Preventing cheating and making sure rules are followed are the main purpose of having officials, umpires and referees on the playing courts and fields. These men and women are tasked to prevent cheating, catch cheating and penalize cheating. A linebacker who jumps off sides would continue cheating to get an early start if not for that yellow flag. The 7-foot center would continue blocking every shot if no official was there to call goaltending. The guard would take three steps and palm the basketball every time if the officials refused...OK...those guards get away with cheating all the time, but generally speaking - sports do make a concentrated effort to follow the rules of their given sport.
Ironically, perhaps the game with the best sportsmanship is the game where there are no striped shirts on the field of play and no whistles to be blown, cards to be issued or flags to be thrown. Golf is known as the gentleman’s game, and probably for good reason.
In 2010, a player on the PGA tour named Brian Davis was so close to winning his first tournament on the tour. In a playoff with Jim Furyk, Davis hit a shot that landed in some brush. As he lifted his club backward to send the ball toward the green, he noticed the slightest twitch, indicating he had hit something on his backswing. The rules dictate that such contact requires a two-shot penalty. No one noticed the infraction, and Davis wasn’t sure of it himself, but he felt it and informed PGA officials. They looked at the replay, and sure enough, his club made the slightest contact with a weed. The penalty cost him the tournament, but won him much respect.
Other golfers have sided with integrity over victory. One golfer trying to qualify for the tour had seemingly done so, but when he learned that the ball he had been using was not PGA approved, he turned the infraction in himself. Other golfers have admitted scoring card errors, misplaced balls and other infractions that likely would have gone unnoticed.

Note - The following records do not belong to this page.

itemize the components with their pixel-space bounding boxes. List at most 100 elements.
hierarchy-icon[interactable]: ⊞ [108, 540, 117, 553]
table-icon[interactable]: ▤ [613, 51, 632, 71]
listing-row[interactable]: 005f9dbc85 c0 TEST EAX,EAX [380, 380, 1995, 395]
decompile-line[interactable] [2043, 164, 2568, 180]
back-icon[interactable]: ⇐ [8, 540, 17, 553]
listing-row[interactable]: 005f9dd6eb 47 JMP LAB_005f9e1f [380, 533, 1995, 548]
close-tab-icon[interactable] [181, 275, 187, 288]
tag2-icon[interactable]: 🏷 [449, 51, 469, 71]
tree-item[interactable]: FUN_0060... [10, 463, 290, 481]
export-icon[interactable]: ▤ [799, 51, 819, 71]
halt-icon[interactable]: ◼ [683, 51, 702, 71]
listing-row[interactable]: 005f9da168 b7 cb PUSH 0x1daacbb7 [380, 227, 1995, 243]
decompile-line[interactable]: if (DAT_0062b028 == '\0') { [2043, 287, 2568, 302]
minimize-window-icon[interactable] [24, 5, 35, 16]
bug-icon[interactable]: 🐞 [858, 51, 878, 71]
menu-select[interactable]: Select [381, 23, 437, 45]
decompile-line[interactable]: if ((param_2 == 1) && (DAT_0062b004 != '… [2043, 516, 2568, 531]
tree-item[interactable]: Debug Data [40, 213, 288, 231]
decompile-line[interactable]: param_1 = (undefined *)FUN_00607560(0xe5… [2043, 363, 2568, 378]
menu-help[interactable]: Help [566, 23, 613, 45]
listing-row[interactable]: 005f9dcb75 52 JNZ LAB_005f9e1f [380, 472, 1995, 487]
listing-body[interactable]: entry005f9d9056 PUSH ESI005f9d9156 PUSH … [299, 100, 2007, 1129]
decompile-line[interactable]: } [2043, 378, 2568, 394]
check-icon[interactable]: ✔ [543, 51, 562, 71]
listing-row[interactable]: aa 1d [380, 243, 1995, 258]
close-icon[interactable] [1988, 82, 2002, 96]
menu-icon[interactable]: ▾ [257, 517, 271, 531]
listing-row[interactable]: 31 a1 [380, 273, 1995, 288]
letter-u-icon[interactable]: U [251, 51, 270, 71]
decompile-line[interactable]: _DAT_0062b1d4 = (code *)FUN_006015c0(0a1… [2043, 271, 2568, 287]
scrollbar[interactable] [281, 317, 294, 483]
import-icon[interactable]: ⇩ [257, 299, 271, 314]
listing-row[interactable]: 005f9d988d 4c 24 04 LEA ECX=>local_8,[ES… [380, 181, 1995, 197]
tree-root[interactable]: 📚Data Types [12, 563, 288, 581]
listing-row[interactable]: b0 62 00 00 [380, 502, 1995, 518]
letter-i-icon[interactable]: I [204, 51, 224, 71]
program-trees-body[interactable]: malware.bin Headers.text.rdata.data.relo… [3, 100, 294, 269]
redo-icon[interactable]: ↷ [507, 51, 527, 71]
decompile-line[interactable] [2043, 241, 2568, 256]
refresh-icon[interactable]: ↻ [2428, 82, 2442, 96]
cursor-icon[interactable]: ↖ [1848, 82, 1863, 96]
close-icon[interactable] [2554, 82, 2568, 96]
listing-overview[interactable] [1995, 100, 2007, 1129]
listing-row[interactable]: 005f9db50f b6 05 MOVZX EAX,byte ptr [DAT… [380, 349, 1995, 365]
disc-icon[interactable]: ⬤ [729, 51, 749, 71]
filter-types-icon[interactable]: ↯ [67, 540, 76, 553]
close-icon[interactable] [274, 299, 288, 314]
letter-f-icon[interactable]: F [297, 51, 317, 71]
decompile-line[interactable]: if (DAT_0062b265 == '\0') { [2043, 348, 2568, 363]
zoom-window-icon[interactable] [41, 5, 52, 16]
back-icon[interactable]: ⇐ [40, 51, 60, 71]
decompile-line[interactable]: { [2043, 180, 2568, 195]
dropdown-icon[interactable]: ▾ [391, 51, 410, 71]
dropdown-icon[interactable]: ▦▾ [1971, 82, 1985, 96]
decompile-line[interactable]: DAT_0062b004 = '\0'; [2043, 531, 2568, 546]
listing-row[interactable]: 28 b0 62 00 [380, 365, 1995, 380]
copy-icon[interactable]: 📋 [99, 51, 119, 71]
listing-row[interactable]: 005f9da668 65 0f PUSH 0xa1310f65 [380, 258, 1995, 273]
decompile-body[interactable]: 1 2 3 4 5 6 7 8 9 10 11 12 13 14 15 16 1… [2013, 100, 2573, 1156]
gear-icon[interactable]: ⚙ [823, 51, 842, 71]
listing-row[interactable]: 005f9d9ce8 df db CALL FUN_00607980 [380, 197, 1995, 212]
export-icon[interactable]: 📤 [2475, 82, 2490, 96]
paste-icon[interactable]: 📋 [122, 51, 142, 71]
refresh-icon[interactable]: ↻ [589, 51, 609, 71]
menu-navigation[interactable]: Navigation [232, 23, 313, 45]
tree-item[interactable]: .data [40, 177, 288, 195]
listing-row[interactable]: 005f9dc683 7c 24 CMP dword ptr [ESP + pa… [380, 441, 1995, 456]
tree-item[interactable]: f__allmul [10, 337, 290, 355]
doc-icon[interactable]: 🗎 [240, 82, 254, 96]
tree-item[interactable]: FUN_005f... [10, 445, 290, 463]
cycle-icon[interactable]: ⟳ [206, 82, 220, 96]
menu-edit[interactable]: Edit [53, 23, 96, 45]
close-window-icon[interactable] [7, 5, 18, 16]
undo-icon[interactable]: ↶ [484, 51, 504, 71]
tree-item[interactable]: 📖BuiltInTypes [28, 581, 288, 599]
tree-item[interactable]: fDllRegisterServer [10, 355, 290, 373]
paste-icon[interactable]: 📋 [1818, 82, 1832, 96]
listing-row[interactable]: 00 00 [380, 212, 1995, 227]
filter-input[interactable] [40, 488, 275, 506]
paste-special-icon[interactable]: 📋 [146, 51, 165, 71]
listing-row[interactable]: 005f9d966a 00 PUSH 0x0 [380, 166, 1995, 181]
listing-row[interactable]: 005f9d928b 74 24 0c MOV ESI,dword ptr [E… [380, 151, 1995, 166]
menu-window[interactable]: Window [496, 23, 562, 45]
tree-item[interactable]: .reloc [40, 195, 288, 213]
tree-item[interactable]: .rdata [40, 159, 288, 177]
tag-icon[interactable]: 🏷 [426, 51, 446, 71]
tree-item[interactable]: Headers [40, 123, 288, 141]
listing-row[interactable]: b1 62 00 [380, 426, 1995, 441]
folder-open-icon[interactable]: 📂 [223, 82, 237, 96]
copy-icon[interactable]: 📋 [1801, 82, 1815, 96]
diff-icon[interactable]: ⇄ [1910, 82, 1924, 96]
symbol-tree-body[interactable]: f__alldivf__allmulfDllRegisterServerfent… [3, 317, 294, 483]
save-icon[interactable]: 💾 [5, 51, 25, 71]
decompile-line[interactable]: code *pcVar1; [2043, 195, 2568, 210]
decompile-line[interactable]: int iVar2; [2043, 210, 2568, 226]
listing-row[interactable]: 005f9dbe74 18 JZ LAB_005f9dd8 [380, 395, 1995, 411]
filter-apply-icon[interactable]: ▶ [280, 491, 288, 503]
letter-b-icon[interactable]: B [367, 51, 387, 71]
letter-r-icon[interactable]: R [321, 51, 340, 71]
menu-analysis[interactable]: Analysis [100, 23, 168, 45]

There’s just something about the gentleman’s code in that game that leads players to value the game above their own success.
In our culture, some cheaters are despised, but let’s admit it, some cheaters we just chuckle at and insist it’s part of their character. In a perfect world, we would celebrate those who are honest, rule-abiding competitors over those who look for shortcuts, loopholes and slights-of-hand. We don’t live in a perfect world.
I thought about this weekend when I encountered a man with integrity. I’m not sure if he’s a sports fan or was ever a sportsman, but he certainly played by the rules of right and wrong on Saturday. In a moment of distraction, I had placed my wallet on top of my vehicle while pumping gas and forgot to retrieve it before driving off. I made it a few blocks from the station before it fell off and landed in the middle of the road. This gentleman didn’t see it fall, but noticed what he thought was a wallet in the street, and made the effort to stop and pick it up and to contact me. This man saved me a lot of headaches, worry and aggravation by his prompt return of my wallet. How good to know that in Spencer County, we’ve got some folks playing by the rules and doing things the right way. Thanks Mr. Redmon!